Carrying long-term high balances on credit cards tends to translate into low credit scores. For couples just starting out, this could mean that loans will be harder to come by — or will come with far higher interest rates.
“I've seen couples who couldn't buy a house for a period of time because they had to pay off the wedding,” Sullivan says. ”People have to be rational and realize that if they spend $20,000 or $30,000, unless they're very wealthy, it's just not a responsible thing to do. It is just one day.”
However, in a world of overwhelming wedding must-haves, keeping costs low isn't easy. Sullivan recommends these five steps to avoid run-away costs:
1. Set a spending goal. Sit down before the wedding and decide how much you can afford. For parents paying for the wedding, Sullivan recommends simply writing a check and telling the couple that that's how much they have to spend. Then, stay strong and resist the urge to use your credit card for last-minute add-ons when that money runs out.

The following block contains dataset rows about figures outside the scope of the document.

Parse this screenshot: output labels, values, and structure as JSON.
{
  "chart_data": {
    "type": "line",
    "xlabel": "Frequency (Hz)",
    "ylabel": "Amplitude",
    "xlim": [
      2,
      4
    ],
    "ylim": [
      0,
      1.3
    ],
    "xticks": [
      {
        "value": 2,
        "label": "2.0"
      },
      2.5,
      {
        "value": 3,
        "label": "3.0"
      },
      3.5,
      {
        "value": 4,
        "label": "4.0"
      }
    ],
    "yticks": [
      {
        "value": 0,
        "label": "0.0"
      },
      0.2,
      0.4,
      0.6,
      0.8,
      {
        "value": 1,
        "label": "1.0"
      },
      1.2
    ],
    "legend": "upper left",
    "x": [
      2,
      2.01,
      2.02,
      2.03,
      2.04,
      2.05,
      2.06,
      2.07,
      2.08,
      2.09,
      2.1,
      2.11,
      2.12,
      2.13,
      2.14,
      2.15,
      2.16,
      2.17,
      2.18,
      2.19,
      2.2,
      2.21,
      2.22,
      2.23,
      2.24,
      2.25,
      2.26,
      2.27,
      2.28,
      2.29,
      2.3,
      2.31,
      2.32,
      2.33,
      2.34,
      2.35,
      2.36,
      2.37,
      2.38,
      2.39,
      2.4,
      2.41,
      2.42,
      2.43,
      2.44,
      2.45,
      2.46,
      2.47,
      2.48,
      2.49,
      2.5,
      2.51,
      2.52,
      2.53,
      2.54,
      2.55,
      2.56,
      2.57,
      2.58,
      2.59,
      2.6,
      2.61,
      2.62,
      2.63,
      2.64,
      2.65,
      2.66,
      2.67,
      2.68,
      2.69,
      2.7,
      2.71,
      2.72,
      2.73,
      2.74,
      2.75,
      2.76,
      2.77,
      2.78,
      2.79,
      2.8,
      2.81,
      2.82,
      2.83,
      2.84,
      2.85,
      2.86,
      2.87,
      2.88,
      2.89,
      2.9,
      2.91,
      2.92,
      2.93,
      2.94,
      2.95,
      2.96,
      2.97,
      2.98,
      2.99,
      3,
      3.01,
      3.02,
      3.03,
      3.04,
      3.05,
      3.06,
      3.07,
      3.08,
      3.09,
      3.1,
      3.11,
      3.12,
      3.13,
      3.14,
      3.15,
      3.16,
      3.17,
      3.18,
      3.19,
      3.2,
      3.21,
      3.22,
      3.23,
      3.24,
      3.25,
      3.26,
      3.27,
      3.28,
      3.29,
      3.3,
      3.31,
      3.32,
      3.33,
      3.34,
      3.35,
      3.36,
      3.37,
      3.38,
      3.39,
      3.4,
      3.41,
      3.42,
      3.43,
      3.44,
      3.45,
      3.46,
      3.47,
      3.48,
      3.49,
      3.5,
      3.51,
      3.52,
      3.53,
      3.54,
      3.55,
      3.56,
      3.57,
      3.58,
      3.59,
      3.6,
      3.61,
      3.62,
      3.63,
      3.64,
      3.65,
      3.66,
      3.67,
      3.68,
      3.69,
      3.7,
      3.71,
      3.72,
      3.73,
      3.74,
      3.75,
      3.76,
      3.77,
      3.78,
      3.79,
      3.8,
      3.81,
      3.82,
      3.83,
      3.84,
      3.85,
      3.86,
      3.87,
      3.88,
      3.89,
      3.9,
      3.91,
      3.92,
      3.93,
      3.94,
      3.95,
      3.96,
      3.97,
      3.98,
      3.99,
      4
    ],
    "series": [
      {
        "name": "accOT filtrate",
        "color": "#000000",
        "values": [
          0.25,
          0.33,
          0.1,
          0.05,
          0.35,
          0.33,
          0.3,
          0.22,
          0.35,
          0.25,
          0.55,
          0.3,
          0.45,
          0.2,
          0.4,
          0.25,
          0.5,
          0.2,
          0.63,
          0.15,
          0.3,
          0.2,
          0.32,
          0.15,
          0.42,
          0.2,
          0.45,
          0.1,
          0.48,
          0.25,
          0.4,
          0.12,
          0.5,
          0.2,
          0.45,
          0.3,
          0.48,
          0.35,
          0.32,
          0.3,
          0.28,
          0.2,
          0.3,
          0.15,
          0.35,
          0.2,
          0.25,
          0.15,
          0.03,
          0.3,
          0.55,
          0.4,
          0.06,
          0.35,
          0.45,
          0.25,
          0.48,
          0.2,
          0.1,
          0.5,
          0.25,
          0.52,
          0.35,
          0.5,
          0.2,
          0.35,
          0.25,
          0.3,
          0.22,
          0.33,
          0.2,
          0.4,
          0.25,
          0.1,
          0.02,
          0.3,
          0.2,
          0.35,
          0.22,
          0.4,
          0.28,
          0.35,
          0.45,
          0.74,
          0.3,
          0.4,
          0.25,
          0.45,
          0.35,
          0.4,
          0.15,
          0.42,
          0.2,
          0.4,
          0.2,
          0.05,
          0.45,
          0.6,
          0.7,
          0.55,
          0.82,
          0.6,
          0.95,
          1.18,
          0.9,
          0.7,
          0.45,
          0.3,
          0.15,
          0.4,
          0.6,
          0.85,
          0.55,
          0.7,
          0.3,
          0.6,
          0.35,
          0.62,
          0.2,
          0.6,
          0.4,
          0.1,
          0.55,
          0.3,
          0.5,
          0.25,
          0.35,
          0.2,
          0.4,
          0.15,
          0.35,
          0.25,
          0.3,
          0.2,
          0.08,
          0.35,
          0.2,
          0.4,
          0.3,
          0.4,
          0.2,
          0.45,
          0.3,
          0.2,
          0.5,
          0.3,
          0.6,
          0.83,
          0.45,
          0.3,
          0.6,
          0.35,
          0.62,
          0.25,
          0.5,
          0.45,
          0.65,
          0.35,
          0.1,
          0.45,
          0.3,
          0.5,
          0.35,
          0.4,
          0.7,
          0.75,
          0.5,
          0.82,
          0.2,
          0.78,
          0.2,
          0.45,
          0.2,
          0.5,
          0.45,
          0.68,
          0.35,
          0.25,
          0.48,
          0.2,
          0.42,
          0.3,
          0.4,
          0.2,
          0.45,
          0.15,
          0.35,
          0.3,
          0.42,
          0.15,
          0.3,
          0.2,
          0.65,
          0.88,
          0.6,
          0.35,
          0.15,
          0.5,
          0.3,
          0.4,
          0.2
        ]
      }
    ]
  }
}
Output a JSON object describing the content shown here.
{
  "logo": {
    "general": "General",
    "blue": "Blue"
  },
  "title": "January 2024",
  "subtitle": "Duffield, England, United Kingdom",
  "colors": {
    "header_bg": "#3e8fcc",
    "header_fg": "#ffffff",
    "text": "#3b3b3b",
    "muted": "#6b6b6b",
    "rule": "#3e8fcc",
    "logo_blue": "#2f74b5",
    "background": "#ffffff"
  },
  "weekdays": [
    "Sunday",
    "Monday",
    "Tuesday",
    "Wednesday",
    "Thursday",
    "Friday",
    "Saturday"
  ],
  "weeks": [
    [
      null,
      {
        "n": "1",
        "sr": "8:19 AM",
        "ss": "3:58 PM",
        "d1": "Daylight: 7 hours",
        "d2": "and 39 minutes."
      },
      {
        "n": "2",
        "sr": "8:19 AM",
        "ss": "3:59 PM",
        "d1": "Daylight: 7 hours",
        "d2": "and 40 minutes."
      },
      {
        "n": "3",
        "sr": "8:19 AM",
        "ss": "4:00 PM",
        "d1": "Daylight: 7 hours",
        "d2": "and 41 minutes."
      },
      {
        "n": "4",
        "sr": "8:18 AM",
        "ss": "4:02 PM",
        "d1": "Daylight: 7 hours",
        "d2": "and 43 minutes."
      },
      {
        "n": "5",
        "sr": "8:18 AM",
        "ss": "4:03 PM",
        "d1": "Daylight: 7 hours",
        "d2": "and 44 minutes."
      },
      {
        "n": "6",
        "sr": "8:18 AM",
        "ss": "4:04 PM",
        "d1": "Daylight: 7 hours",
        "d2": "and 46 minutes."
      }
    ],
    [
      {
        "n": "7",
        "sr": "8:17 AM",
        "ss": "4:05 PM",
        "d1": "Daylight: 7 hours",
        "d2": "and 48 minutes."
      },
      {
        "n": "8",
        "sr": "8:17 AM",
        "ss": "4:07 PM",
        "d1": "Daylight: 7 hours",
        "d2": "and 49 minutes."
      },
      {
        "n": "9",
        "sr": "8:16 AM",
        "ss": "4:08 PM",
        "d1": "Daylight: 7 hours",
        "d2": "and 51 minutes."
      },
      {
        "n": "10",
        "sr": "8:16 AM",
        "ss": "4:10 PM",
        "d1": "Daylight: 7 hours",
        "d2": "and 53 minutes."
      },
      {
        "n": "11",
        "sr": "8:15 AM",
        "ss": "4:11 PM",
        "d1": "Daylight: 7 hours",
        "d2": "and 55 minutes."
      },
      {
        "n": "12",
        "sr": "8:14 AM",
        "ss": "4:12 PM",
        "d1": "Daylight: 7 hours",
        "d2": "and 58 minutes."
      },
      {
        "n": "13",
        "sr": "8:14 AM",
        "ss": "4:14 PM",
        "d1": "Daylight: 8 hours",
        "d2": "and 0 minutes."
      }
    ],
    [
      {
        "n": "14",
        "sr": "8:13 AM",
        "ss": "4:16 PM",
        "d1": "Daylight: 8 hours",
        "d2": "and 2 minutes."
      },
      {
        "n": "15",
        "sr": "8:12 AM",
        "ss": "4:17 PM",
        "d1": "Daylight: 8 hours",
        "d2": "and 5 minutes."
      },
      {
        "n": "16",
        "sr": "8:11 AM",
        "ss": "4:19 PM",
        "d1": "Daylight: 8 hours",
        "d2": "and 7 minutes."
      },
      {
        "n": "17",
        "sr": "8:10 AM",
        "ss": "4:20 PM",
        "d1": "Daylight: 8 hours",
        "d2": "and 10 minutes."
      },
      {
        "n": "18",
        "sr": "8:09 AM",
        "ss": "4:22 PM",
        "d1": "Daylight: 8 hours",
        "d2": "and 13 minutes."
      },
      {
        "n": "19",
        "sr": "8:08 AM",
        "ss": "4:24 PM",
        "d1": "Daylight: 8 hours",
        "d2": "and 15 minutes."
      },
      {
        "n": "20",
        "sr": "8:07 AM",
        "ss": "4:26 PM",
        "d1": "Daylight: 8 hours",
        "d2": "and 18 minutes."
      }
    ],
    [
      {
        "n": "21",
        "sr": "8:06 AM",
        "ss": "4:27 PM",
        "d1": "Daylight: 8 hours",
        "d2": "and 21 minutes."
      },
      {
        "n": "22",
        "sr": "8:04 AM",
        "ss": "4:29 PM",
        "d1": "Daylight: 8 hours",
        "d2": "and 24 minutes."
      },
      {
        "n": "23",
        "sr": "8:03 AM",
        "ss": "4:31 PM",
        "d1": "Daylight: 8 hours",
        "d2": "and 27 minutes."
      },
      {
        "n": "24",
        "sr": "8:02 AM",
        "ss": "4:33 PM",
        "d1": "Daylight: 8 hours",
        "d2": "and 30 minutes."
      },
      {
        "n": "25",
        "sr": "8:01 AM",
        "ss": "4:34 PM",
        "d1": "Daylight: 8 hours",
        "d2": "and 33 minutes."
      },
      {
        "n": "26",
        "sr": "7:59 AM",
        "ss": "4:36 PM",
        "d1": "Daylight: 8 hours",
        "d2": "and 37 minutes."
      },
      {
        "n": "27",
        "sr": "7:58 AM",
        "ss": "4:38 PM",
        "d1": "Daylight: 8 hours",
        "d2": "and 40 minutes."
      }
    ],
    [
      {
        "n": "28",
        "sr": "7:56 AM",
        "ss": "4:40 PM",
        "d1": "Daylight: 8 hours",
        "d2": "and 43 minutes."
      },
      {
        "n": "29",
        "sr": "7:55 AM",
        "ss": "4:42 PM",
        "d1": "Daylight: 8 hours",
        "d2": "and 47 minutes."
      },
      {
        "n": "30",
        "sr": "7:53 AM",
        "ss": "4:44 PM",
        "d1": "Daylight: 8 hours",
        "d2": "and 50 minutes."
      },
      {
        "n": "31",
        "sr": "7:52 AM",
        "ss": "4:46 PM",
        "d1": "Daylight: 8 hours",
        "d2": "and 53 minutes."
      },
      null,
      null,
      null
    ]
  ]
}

Inevitably, that will lead to painful decisions for a soon-to-be-married couple, but learning to set financial priorities and forego things they can't afford is a critical skill for couples to learn together. The earlier that skill is learned, the better.
2. Forget about perfection. The most beautiful wedding dresses, the greatest event settings, the best hors d'oeuvres and the most magnificent table settings inevitably are also the most expensive. However, Sullivan says, it's not likely your guests will notice if you went with more budget-friendly options.
“No one has an expectation except you,” says Sullivan. “Nobody knows how many centerpieces were supposed to be on the table, how many hors d'oeuvres, and so on. Other people are not even likely to notice the difference between the most pricey and the more sensible options.”
3. Don't feel obligated to spend. One of the most expensive items in a wedding, according to Sullivan, is the open bar. If you don't have the money to treat your friends to unlimited drinks when going out with them in everyday life, you don't have the money to do it at your wedding. Also avoid giving expensive gifts to the wedding party. Your loved ones won't want you to suffer financially after the wedding on their behalf.
4. Don't spend money you don't have. No matter how carefully you plan out the budget for your wedding, you will come up against extra expenses that would put you over your spending goal. At that point, says Sullivan, take a step back and reassess.
“Aside from spending less and budgeting carefully, you have to think about what you can actually afford,” Sullivan says. “If you are using a using a credit card for wedding charges, you can't afford it. You are spending money you don't have.” Unless, of course, you have developed a budget that includes reimbursing your card after the wedding, as putting myriad wedding services and supplies on plastic can actually save you if run into problems.
5. Consider several borrowing options. If you have to borrow, Sullivan recommends looking for the least expensive way to borrow the money. In some cases that might be a personal loan. In others, it may be a credit card. The interest rate you'll be offered on both these types of credit will hinge on your credit scores, so if your credit is in good shape, you'll have your pick of options. If you're planning to go house-shopping soon after the wedding, however, keep in mind that opening several new lines of credit (whether loans or cards) in quick succession may count against you when you apply for a mortgage. Whatever route you go, make sure you don't borrow more than you can comfortably pay off within six to 12 months to avoid raking up excessive interest charges.
6. Keep the big picture in mind. Make a list of priorities together with your future partner, and discuss all the must-haves you want in your post-wedding life. Ultimately, it will be a lot easier to opt for that $1,000 wedding dress instead of the $6,000 gown, if it means that you can afford to move into your dream house that much sooner after your dream wedding.